Niet-alcoholische leververvetting of vetlever is een aandoening van de lever door ophoping van vet in de lever. Met andere woorden: de lever wordt vet.
‘Niet-alcoholisch’ betekent dat de aandoening niet veroorzaakt wordt door te veel alcohol drinken. Deze aandoening is vooral het gevolg van ongezonde eetgewoontes en een gebrek aan beweging. Overgewicht speelt een belangrijke rol. De aandoening is sterk verbonden aan het metabool syndroom.
Als niet-alcoholische leververvetting niet behandeld wordt, kunnen de cellen van de lever beschadigd raken. Er ontstaat dan een leverontsteking.
Het is belangrijk dat een arts deze complicatie tijdig opspoort, omdat ze verder kan evolueren naar levercirrose of leverkanker.
Hoe vaak komt niet-alcoholische leververvetting voor?
Niet-alcoholische leververvetting is de meest voorkomende leveraandoening in de westerse wereld. Het komt vaker voor bij mannen dan bij vrouwen.
Bij mensen tussen de 45 en 69 jaar hebben verhoogde leverwaarden in het bloed vaak te maken met niet-alcoholische leververvetting.
Ongeveer 1 op de 20 mensen met leververvetting heeft ook een leverontsteking.
Hoe kan je niet-alcoholische leververvetting herkennen?
Het is moeilijk om te weten of je een leveraandoening hebt. Meestal heb je geen symptomen.
Als er symptomen optreden zoals vermoeidheid, gewichtsverlies en spierzwakte, is de ziekte al in een vergevorderd stadium.
Hoe stelt je arts niet-alcoholische leververvetting vast?
Niet-alcoholische leververvetting wordt vaak toevallig ontdekt:
- op basis van de resultaten van een bloedonderzoek;
- tijdens een echografie of ander beeldvormend onderzoek van de buik.
Je arts stelt je vragen over je alcoholgebruik om uit te sluiten dat alcohol de oorzaak van de leververvetting is. Vraag je je af of je te veel alcohol drinkt? Hier vind je meer info.
Onderzoeken
Er kunnen verschillende onderzoeken gebeuren.
Bloedonderzoek
Een bloedonderzoek maakt duidelijk:
- of er sprake is van een infectie (bijvoorbeeld virale hepatitis) of een auto-immuunziekte van de lever;
- of er sprake is van metabool syndroom, diabetes of leverontsteking.
Biopsie
Om na te gaan of je een leverontsteking hebt, kan er een leverbiopsie gebeuren:
- Onder lokale verdoving wordt een stukje weefsel weggenomen.
- Er wordt gecontroleerd of er vetophoping is en of er ernstig beschadigde levercellen zijn.
Elasticiteit meten
Een derde mogelijk onderzoek meet hoe elastisch de lever is.
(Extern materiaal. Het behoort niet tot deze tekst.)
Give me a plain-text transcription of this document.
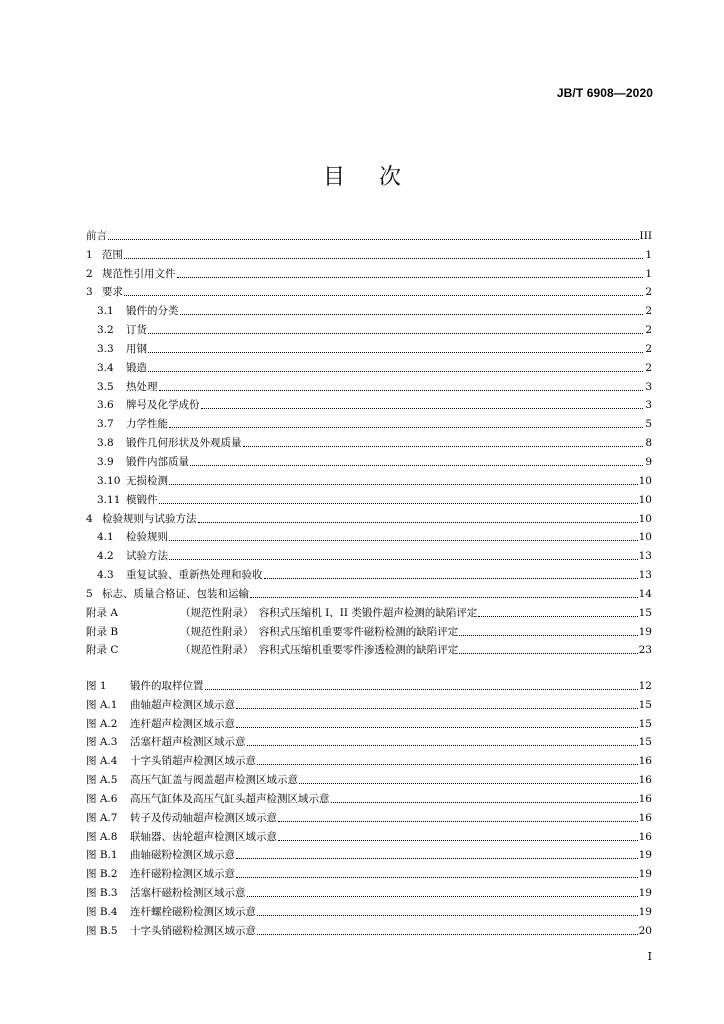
JB/T 6908—2020
目次
前言	III
1 范围	1
2 规范性引用文件	1
3 要求	2
3.1	锻件的分类	2
3.2	订货	2
3.3	用钢	2
3.4	锻造	2
3.5	热处理	3
3.6	牌号及化学成份	3
3.7	力学性能	5
3.8	锻件几何形状及外观质量	8
3.9	锻件内部质量	9
3.10 无损检测	10
3.11 模锻件	10
4 检验规则与试验方法	10
4.1	检验规则	10
4.2	试验方法	13
4.3	重复试验、重新热处理和验收	13
5 标志、质量合格证、包装和运输	14
附录 A	（规范性附录）　容积式压缩机 I、II 类锻件超声检测的缺陷评定	15
附录 B	（规范性附录）　容积式压缩机重要零件磁粉检测的缺陷评定	19
附录 C	（规范性附录）　容积式压缩机重要零件渗透检测的缺陷评定	23
图 1	锻件的取样位置	12
图 A.1	曲轴超声检测区域示意	15
图 A.2	连杆超声检测区域示意	15
图 A.3	活塞杆超声检测区域示意	15
图 A.4	十字头销超声检测区域示意	16
图 A.5	高压气缸盖与阀盖超声检测区域示意	16
图 A.6	高压气缸体及高压气缸头超声检测区域示意	16
图 A.7	转子及传动轴超声检测区域示意	16
图 A.8	联轴器、齿轮超声检测区域示意	16
图 B.1	曲轴磁粉检测区域示意	19
图 B.2	连杆磁粉检测区域示意	19
图 B.3	活塞杆磁粉检测区域示意	19
图 B.4	连杆螺栓磁粉检测区域示意	19
图 B.5	十字头销磁粉检测区域示意	20
I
Zijn er te veel beschadigde levercellen, dan verschijnen er littekens op de wand van de lever. Dat noemen we leverfibrose. Plekken met littekens zijn minder elastisch dan plekken met normale cellen.
Is de leverfibrose zeer ernstig, dan loop je het risico om levercirrose te ontwikkelen.
Wat kan je zelf doen?
Leververvetting is omkeerbaar: als je de oorzaak wegneemt, wordt je lever opnieuw minder vet. Om dat te bereiken, is het heel belangrijk dat je je levensstijl aanpast.
Enkele adviezen:
- Heb je overgewicht of obesitas? Probeer dan minstens 5% en liefst 10% van je gewicht te verliezen.
- Het is belangrijk dat dat geleidelijk aan gebeurt: 0,5 tot max. 1 kg per week. Sneller vermageren kan tot complicaties leiden.
- Je vermagert best door een combinatie van voedings- en beweegadviezen.
- Eet gezond en evenwichtig:
- Eet volgens de principes van de voedingsdriehoek.
- Vermijd alcohol.
- Probeer zo weinig mogelijk gesuikerde frisdranken en ultrabewerkte voeding te eten.
- Beweeg voldoende:
- Volg de bewegingsdriehoek.
- Vermijd lang stilzitten en sta elke 30 minuten even recht.
- Beweeg elke dag aan lichte en matige intensiteit (bijvoorbeeld wandelen).
- Probeer minstens één keer per week een activiteit aan hoge intensiteit te doen (bijvoorbeeld baantjes zwemmen).
Wat kan je arts of zorgverlener doen?
Hulp bij verandering van levensstijl
Het is niet altijd eenvoudig om je levensstijl te veranderen. Je huisarts kan je helpen of je doorverwijzen naar:
- een diëtist: die helpt je om gezonder te eten en te vermageren;
- een kinesist of beweegcoach: die maakt samen met jou een beweegprogramma op maat.
Je huisarts bekijkt ook samen met jou welke medicatie je neemt. Geneesmiddelen die toxisch zijn voor de lever, moet je vermijden.
Verder onderzoek
Als je arts vermoedt dat je een leverontsteking hebt, verwijst die je door naar een maag-darmspecialist voor verder onderzoek.